Edward Durnion, 36, was stunned to find police had reached his drug delivery at a north London frozen good wholesaler before he did – and replaced it with books.
Officers had a little more fun with the 192kg haul after bringing it back to the station, laying the bricks out across six tables in the style of a Roman road.
On March 13 this year, West Midlands Police’s Regional Organised Crime Unit intercepted the cocaine after following up on another consignment of drugs found last November.
The manager at the wholesaler told them a new consignment from the same supplier had just arrived that morning.
A rummage through the pallets revealed the jaw-dropping extent of the hoard: class-A drugs with an estimated wholesale value of £5.5m and a potential street value of £18m.
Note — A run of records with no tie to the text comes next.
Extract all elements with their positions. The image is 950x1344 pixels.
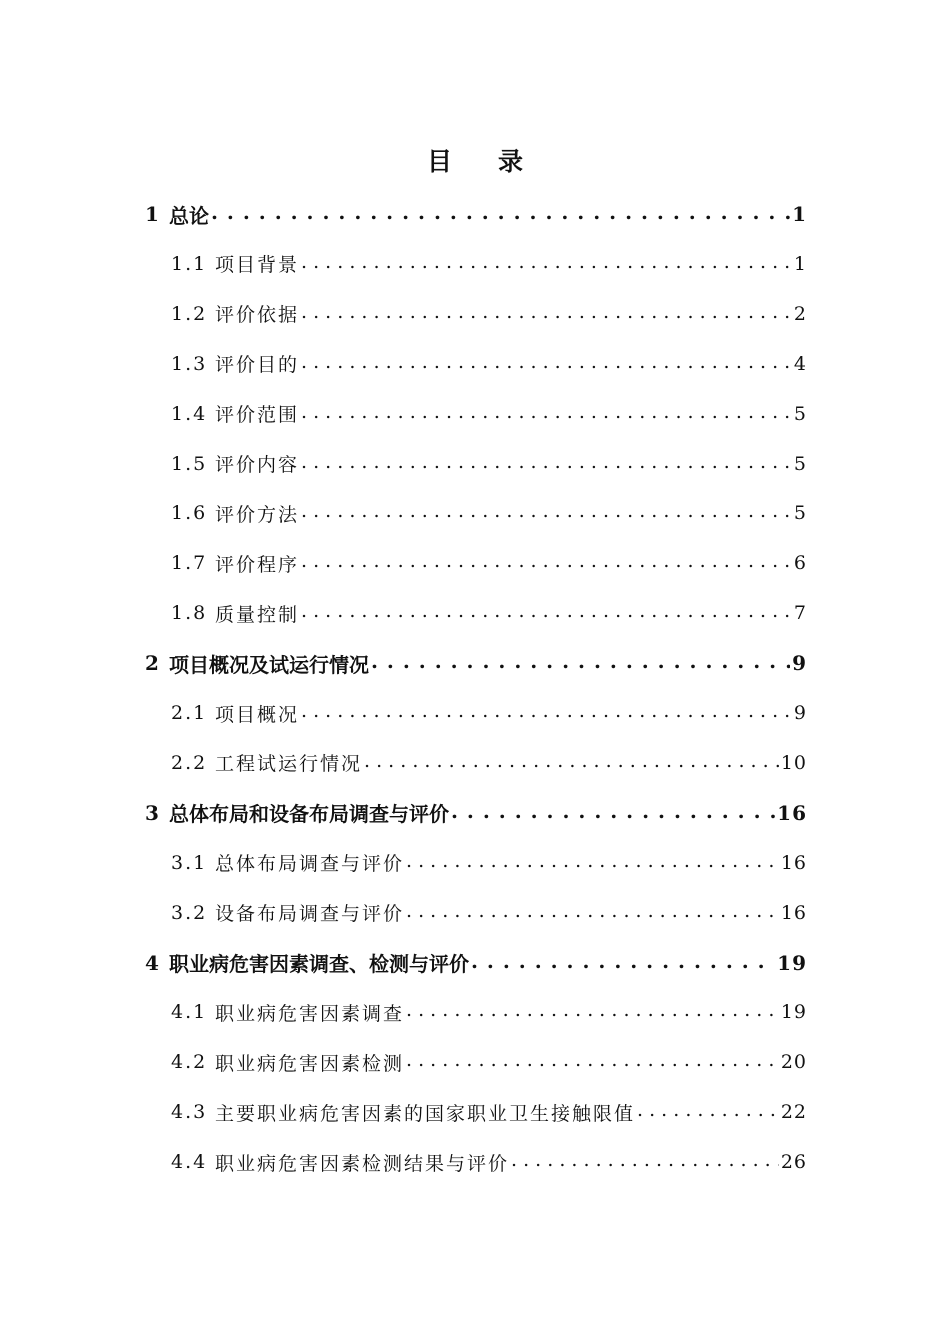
toc-dot-leader xyxy=(301,593,792,633)
toc-section-entry[interactable] xyxy=(171,244,807,284)
toc-entry-number: 2.1 xyxy=(171,702,208,724)
toc-entry-page-number: 20 xyxy=(780,1051,807,1074)
toc-entry-label: 职业病危害因素调查 xyxy=(215,1002,405,1025)
toc-entry-number: 1.7 xyxy=(171,552,208,575)
toc-entry-label: 项目概况 xyxy=(215,703,300,726)
toc-entry-label: 项目背景 xyxy=(215,254,300,277)
toc-entry-number: 4.1 xyxy=(171,1001,208,1024)
toc-entry-label: 评价方法 xyxy=(215,503,300,526)
toc-dot-leader xyxy=(364,743,779,783)
toc-entry-page-number: 26 xyxy=(780,1151,807,1174)
toc-title-right: 录 xyxy=(498,147,524,176)
toc-title xyxy=(0,142,950,182)
toc-entry-label: 评价目的 xyxy=(215,354,300,377)
toc-entry-label: 职业病危害因素检测 xyxy=(215,1052,405,1075)
toc-section-entry[interactable] xyxy=(171,294,807,334)
toc-entry-number: 1.4 xyxy=(171,402,208,425)
toc-chapter-entry[interactable] xyxy=(145,943,807,983)
toc-entry-number: 1 xyxy=(145,202,159,226)
toc-entry-number: 1.5 xyxy=(171,452,208,475)
toc-entry-number: 3 xyxy=(145,800,159,825)
toc-entry-page-number: 2 xyxy=(793,302,807,325)
toc-title-left: 目 xyxy=(426,147,452,176)
toc-entry-label: 评价程序 xyxy=(215,553,300,576)
toc-entry-page-number: 19 xyxy=(780,1001,807,1024)
toc-section-entry[interactable] xyxy=(171,693,807,733)
toc-chapter-entry[interactable] xyxy=(145,793,807,833)
toc-section-entry[interactable] xyxy=(171,1142,807,1182)
toc-dot-leader xyxy=(471,943,775,983)
toc-entry-page-number: 10 xyxy=(780,751,807,774)
toc-entry-page-number: 22 xyxy=(780,1101,807,1124)
toc-entry-label: 职业病危害因素检测结果与评价 xyxy=(215,1152,510,1175)
toc-dot-leader xyxy=(406,843,779,883)
toc-dot-leader xyxy=(511,1142,779,1182)
toc-entry-number: 4.3 xyxy=(171,1101,208,1124)
toc-dot-leader xyxy=(301,294,792,334)
toc-entry-number: 4 xyxy=(145,950,159,975)
toc-section-entry[interactable] xyxy=(171,543,807,583)
toc-entry-page-number: 16 xyxy=(780,901,807,924)
toc-entry-label: 主要职业病危害因素的国家职业卫生接触限值 xyxy=(215,1102,636,1125)
toc-entry-label: 职业病危害因素调查、检测与评价 xyxy=(169,952,469,976)
toc-entry-page-number: 19 xyxy=(777,950,807,975)
toc-entry-number: 1.6 xyxy=(171,502,208,525)
toc-entry-label: 质量控制 xyxy=(215,603,300,626)
toc-entry-page-number: 1 xyxy=(793,252,807,275)
toc-entry-page-number: 9 xyxy=(793,702,807,724)
toc-entry-page-number: 9 xyxy=(792,651,807,676)
toc-entry-number: 2.2 xyxy=(171,751,208,774)
toc-dot-leader xyxy=(301,493,792,533)
toc-dot-leader xyxy=(301,394,792,434)
toc-entry-label: 评价内容 xyxy=(215,454,300,476)
toc-entry-page-number: 5 xyxy=(793,502,807,525)
toc-chapter-entry[interactable] xyxy=(145,194,807,234)
toc-entry-label: 评价依据 xyxy=(215,304,300,327)
toc-dot-leader xyxy=(406,1042,779,1082)
toc-entry-label: 工程试运行情况 xyxy=(215,753,363,776)
toc-section-entry[interactable] xyxy=(171,394,807,434)
toc-entry-number: 4.4 xyxy=(171,1151,208,1174)
toc-section-entry[interactable] xyxy=(171,743,807,783)
toc-entry-page-number: 4 xyxy=(793,352,807,375)
toc-section-entry[interactable] xyxy=(171,893,807,933)
toc-entry-page-number: 16 xyxy=(780,851,807,874)
toc-entry-number: 2 xyxy=(145,651,159,676)
toc-entry-page-number: 5 xyxy=(793,452,807,475)
toc-chapter-entry[interactable] xyxy=(145,643,807,683)
toc-entry-label: 总体布局和设备布局调查与评价 xyxy=(169,802,449,827)
toc-entry-page-number: 16 xyxy=(777,800,807,825)
toc-section-entry[interactable] xyxy=(171,1092,807,1132)
toc-section-entry[interactable] xyxy=(171,493,807,533)
toc-dot-leader xyxy=(406,893,779,933)
toc-section-entry[interactable] xyxy=(171,843,807,883)
toc-section-entry[interactable] xyxy=(171,1042,807,1082)
toc-entry-label: 设备布局调查与评价 xyxy=(215,903,405,926)
toc-dot-leader xyxy=(301,344,792,384)
toc-dot-leader xyxy=(637,1092,779,1132)
toc-entry-page-number: 7 xyxy=(793,602,807,625)
toc-entry-number: 1.2 xyxy=(171,302,208,325)
toc-entry-page-number: 6 xyxy=(793,552,807,575)
toc-dot-leader xyxy=(406,992,779,1032)
toc-dot-leader xyxy=(301,693,792,733)
toc-entry-number: 1.8 xyxy=(171,602,208,625)
toc-entry-number: 1.3 xyxy=(171,352,208,375)
toc-section-entry[interactable] xyxy=(171,344,807,384)
toc-entry-label: 评价范围 xyxy=(215,404,300,427)
toc-dot-leader xyxy=(451,793,775,833)
toc-entry-number: 4.2 xyxy=(171,1051,208,1074)
toc-entry-label: 总论 xyxy=(169,203,209,228)
toc-dot-leader xyxy=(211,194,790,234)
toc-section-entry[interactable] xyxy=(171,593,807,633)
toc-entry-label: 项目概况及试运行情况 xyxy=(169,652,369,677)
toc-entry-page-number: 5 xyxy=(793,402,807,425)
toc-entry-number: 1.1 xyxy=(171,252,208,275)
toc-entry-page-number: 1 xyxy=(792,202,807,226)
toc-dot-leader xyxy=(301,543,792,583)
toc-entry-number: 3.2 xyxy=(171,901,208,924)
toc-dot-leader xyxy=(371,643,790,683)
toc-dot-leader xyxy=(301,244,792,284)
toc-entry-label: 总体布局调查与评价 xyxy=(215,853,405,876)
toc-dot-leader xyxy=(301,444,792,484)
toc-section-entry[interactable] xyxy=(171,444,807,484)
toc-section-entry[interactable] xyxy=(171,992,807,1032)
toc-entry-number: 3.1 xyxy=(171,851,208,874)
The following day, Durnion was spotted arriving at the business park in a van, and officers from the Met followed his movements as he drove to a a storage unit in Biggleswade, Bedfordshire.
That was where he discovered his valuable delivery had been replaced with a library.
Durnion, from Kenilworth in Warwickshire, admitted being concerned in the supply of cocaine at Stafford Crown Court.
He was sentenced to nine years in jail yesterday.
Detective Inspector Dave Simpson, of West Midlands Police, said the seizure ‘will have caused considerable disruption to that particular chain of supply’.
He added: ‘This is part of our ongoing work to tackle organised criminal activity including drugs networks across the West Midlands and beyond.
‘We’re focused on those thought to be involved in the highest levels of organised crime across our region.
‘It sends out a clear warning to others intent on supplying Class A drugs – we simply won’t tolerate it.’